A clinical trial focused on a device is markedly different than one focused on a drug—a distinction that sometimes gets lost, warns Rob Romanchuk, BHS, CIP, CCRC, CCRCP, vice chair of Schulman IRB.
“They’re twin sons of different mothers,” Romanchuk says. “They’re different in nature.” The U.S. Food and Drug Administration emphasizes that the intended use of drugs is achieved through chemical action or by being metabolized by the body. A device, on the other hand, is not dependent on being metabolized by the body to achieve any of its intended purposes.
For these and other reasons, the execution of device studies is different, Romanchuk says. “If research professionals don’t understand the distinction at its most fundamental levels, then it’s problematic,” he adds. However, professionals who become well versed in both can move back and forth between conducting device or drug studies.
Romanchuk has worked both sides of the street. He focused on research operations for more than a decade in terms of conducting and managing studies, and building the infrastructure for research. He also spent time as a professional on the human subjects protection side of the equation.
One of the biggest differences between device and drug trials is the issue of permanence. When a drug is not approved by regulatory authorities or otherwise is dropped from the clinical trials process, it is not usually that complex to discontinue its use in participants and turn off the lights on the study. However, if a device in clinical trials is disapproved or abandoned, the issue is complicated if it’s some kind of implant, Romanchuk points out.
Webinar: Meeting the Challenges of Device Studies. Join Romanchuk June 21 for this ACRP Webinar that will help you identify best practices to assure successful device studies, understand the differences between drug and device studies, and understand current trends and challenges related to device studies. View Program Details
Implications for a patient in a device trial are obviously different, Romanchuk notes: “That must be taken into account when you design a study, and when you inform and enroll subjects.”
There are other important differences to consider between device and drug trials. For example, there are usually far fewer participants in device trials, and there are no phases as such. Instead, the stages of research are divided into pilot studies to gauge effectiveness and optimize protocols, and pivotal studies for the intended populations.
Placebos are also problematic in device studies. “You don’t use that word in device studies,” Romanchuk notes. What you’ll hear is about device investigators conducting “sham procedures.” In such cases, the study usually involves performing the procedure without implanting or activating the device, so that from the perspective of the patient, is it not possible to tell which arm s/he is in, Romanchuck explains.
Shams are usually single-blind, not double-blind, situations. “As you can imagine, a sham is impossible to pull off for the operator,” and that’s one of the reasons it’s not commonly used, Romanchuk says. However, it remains the closest you can get to a “placebo” in a device study.
A more common “placebo” equivalent is to implant the device in all subjects, but activate it for those in only one arm of the study.
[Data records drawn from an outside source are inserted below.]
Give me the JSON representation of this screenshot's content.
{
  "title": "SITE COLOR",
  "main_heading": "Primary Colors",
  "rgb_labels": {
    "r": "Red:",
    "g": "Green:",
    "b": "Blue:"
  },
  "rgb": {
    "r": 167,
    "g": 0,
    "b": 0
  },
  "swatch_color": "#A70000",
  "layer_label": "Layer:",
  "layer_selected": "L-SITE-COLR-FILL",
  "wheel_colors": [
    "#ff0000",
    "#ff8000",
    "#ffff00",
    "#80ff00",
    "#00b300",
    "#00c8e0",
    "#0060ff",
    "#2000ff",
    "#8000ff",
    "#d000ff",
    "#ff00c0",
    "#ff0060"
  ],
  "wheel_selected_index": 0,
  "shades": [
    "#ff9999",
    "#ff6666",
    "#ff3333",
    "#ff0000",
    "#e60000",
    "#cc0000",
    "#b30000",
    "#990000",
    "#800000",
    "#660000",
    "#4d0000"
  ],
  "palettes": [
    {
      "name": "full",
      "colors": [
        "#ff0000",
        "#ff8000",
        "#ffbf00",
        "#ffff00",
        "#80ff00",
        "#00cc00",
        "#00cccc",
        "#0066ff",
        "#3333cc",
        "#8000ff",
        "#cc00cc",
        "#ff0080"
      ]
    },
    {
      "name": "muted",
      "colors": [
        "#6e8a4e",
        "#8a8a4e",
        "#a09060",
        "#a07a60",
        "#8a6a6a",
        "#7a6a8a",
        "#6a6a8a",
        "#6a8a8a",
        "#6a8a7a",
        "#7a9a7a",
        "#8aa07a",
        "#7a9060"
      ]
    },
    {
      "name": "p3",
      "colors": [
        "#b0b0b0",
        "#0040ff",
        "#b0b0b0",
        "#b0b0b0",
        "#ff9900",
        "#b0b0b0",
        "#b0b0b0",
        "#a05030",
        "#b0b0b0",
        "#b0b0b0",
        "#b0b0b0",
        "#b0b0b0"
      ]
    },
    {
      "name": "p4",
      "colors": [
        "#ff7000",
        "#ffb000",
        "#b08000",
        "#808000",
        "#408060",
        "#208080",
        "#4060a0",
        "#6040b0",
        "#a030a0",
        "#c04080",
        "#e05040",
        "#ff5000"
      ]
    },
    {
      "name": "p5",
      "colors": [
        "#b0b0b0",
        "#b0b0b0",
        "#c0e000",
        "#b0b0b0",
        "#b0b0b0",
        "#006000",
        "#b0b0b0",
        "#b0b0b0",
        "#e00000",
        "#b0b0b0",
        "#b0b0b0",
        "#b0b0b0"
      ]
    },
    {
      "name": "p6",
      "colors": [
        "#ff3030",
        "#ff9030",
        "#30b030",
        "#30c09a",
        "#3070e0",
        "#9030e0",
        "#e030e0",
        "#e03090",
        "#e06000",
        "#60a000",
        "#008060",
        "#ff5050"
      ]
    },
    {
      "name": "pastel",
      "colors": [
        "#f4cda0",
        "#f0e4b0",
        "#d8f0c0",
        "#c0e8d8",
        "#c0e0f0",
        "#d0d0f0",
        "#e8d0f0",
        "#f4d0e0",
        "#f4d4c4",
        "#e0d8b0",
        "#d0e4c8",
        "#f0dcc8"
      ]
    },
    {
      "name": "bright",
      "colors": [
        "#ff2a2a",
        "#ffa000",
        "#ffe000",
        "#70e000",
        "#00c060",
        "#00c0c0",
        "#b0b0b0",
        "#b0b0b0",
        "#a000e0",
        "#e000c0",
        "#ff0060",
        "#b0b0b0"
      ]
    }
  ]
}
Then after treatment period one, either cross all subjects over to the other arm or make them all active for treatment period two. “Or you can tack on an ‘open-label’ extension [to the study], in which all subjects get active treatment,” Romanchuk says.
Doing this makes the “risk/benefit” discussion with potential participants in advance of a study much more straightforward, since all subjects stand to benefit at one point, according to Romanchuck. “If a sham or inactive arm is included in a study that requires a surgical procedure to implant a device, it’s hard to justify the risk with no benefit,” he adds.